The golf course – just a shadow of what founder Bobby Jones and designer Alister MacKenzie built – somehow retains enough intrigue to almost always ensure some late Sunday thrills.

And despite all the legitimate criticisms that can be levelled at the club, its history and impact on the game, it somehow boasts a highlight reel almost unmatched in sport.

There has been at least as much focus on The Masters this week as there would have been had the tournament been played, testament to its lofty position in the game.

Peter Thomson may have once referred to is as ‘the greatest con in sport’ but Lee Westwood summed up the more popular position when noting Augusta is ‘like Disneyland for grown-ups’.

Perhaps this tension of opposites is the key to the tournament’s extraordinary success because, as the last few days have proved, the Masters certainly hasn’t lost any of its lustre in the minds of the golf public.

And perhaps that’s no surprise given the quality of its most memorable moments.

From Sarazen’s ‘shot heard round the world’ to Nicklaus’ unlikely charge in ’86 to Tiger’s still surreal fifth green jacket 12 months ago, they are some of the most iconic in the game.

Unique in men’s major championship golf for being played at the same venue each year, the Masters offers an annual snapshot of many facets of the game.

"Like Disneyland for grown-ups." - Lee Westwood.

Over the past week those of us who spend more time on social media than doctors recommend have been reacquainted with many such memories, and they haven’t been restricted to happenings on the course.

The heroics of Faldo, Woods, Nicklaus, Watson, Ballesteros and co get their rightful share of attention, but for the close observer there is much to be gleaned about the course, fashion and the changing nature of the game and how its covered.

What joy it has been, for example, to be reacquainted with the musings of Henry Longhurst from the tower at the 16th hole.

"My, my,” he famously said of Jack Nicklaus’ 40 foot birdie on that green in 1975 ... “in all my life I have never seen a putt quite like that."

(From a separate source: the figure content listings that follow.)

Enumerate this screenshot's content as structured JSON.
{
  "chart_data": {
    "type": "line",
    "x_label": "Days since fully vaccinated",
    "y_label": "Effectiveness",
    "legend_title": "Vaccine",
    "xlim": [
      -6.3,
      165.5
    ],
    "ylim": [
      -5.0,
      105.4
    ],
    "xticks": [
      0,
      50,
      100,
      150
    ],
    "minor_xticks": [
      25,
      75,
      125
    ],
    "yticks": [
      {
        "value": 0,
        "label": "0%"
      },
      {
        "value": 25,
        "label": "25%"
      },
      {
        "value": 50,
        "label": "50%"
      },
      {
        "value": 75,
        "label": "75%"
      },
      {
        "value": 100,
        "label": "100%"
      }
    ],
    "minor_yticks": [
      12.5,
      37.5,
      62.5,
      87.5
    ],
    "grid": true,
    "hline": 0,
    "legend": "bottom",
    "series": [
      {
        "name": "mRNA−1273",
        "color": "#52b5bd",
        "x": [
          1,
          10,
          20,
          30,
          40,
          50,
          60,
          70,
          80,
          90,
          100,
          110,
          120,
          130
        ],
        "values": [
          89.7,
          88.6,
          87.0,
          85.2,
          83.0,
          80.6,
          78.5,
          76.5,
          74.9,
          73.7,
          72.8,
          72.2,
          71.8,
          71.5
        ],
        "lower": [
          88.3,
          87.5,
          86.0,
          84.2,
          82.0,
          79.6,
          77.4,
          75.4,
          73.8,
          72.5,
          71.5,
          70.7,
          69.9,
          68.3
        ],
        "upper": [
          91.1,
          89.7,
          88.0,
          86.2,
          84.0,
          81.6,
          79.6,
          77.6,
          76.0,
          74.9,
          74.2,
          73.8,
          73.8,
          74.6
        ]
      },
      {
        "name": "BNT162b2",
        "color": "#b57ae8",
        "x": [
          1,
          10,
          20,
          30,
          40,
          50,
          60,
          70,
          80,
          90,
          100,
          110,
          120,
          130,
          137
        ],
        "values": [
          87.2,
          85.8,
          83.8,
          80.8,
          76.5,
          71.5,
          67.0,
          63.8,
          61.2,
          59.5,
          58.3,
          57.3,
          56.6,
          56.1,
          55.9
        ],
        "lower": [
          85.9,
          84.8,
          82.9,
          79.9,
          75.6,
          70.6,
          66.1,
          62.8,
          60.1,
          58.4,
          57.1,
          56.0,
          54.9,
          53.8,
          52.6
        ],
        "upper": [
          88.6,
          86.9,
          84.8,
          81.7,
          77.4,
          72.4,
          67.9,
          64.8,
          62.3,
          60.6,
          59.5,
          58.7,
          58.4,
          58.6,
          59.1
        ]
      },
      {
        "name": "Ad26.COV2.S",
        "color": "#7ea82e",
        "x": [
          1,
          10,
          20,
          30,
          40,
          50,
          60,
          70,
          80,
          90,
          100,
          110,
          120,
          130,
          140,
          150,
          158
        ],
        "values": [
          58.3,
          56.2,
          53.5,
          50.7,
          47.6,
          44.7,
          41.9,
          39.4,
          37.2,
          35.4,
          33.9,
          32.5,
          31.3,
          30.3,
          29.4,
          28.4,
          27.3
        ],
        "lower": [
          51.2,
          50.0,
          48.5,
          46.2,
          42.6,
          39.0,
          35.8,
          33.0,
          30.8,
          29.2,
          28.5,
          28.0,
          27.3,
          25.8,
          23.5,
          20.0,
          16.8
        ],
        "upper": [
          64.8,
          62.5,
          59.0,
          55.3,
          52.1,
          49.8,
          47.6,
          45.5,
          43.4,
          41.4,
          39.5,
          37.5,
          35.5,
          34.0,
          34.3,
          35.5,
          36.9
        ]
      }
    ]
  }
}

30 years later Verne Lundquist would utter something eerily similar as Tiger Woods’ birdie chip hung on the lip at the same hole on his way to a fourth green jacket.

The Masters is a lot of different things to a lot of different people but, in essence, is a time capsule of the modern game.

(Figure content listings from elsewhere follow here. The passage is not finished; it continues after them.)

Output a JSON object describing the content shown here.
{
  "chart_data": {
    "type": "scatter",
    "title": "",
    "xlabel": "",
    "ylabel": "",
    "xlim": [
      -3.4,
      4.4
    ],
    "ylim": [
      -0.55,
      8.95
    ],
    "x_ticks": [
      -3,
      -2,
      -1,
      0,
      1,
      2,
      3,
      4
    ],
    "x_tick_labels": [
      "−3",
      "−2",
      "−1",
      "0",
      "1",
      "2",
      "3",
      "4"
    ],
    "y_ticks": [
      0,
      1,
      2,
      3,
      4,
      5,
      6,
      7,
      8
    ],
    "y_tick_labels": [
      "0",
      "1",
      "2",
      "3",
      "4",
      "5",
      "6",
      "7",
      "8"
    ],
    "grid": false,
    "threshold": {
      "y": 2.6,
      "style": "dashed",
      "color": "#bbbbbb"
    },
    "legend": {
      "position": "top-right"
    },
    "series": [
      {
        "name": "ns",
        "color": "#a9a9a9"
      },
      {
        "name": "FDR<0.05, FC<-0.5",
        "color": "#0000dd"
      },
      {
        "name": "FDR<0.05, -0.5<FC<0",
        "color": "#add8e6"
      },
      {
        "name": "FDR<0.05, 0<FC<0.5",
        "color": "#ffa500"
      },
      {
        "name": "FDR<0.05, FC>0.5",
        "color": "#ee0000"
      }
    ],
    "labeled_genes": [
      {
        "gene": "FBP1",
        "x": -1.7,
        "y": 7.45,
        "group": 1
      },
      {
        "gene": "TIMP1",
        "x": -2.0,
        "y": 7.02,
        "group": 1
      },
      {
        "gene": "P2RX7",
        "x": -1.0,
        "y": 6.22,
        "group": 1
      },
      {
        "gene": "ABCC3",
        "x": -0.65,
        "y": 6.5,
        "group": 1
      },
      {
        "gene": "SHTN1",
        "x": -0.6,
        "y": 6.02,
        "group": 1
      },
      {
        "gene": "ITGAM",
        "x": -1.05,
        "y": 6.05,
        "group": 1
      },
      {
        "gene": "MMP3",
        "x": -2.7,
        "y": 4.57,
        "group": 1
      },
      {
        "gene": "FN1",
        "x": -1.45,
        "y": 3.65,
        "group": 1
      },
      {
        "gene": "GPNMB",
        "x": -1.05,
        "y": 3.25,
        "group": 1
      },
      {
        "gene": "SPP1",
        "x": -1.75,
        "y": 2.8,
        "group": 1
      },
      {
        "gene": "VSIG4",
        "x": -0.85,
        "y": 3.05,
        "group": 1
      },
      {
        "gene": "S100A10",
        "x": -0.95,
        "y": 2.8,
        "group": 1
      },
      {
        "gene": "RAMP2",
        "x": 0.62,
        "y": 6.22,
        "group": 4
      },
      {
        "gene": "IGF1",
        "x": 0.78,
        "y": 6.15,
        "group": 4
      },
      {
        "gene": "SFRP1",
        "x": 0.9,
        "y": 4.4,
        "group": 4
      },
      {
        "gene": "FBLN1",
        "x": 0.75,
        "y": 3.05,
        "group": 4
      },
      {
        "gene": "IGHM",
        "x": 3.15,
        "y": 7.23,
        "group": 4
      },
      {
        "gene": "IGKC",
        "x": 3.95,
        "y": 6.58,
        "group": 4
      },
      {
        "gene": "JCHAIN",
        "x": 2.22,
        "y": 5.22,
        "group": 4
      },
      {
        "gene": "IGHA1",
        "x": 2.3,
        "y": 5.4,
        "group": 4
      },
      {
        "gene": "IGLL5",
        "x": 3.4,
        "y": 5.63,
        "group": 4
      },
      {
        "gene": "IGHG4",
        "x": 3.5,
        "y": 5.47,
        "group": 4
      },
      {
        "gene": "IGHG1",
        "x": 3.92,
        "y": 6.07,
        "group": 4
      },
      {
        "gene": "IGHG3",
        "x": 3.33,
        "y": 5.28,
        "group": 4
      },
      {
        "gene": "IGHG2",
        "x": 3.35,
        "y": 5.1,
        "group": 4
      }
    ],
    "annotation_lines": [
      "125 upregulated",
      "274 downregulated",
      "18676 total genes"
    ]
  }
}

“In your life have you seen anything like that,” Lundquist blurted out, the call now as inextricably linked to the shot as vision of the Nike logo staring out at the world for a full two seconds before the ball dropped.

But it’s not just the players and those who talk about them. What of the look and feel of the game and the course?

Larry Mize’s win in 1987 is a lowlight, not for the manner of victory but for the horror of his ‘Aureus’ shirt.

The jumper Nick Faldo wore at the jacket presentation in 1990 was nothing short of bizarre though perhaps not as outlandish as Bernhard Langer’s all red ensemble five years earlier.

And what of the course? Augusta National is famous for making significant changes to the layout without anyone being the wiser but much of what is different in the 21st century is obvious when viewing old tapes.

For example, the chute of trees players now hit through on 18 is a far more daunting prospect since the hole was lengthened by some 50 metres in 2002.

Similarly, the 11th hole has had both length and trees added while just last year the fifth tee was moved back some 35 metres and the fairway bunkers repositioned to add difficulty.

Architecture types will reel off dozens more changes since the course originally opened in 1934, all of which only confirms that Augusta has been in an almost constant state of evolution for most of its existence.

The Masters is a lot of different things to a lot of different people but, in essence, is a time capsule of the modern game.

And whether you’re a fan or not, it’s undeniably important to the game’s past as well as its future.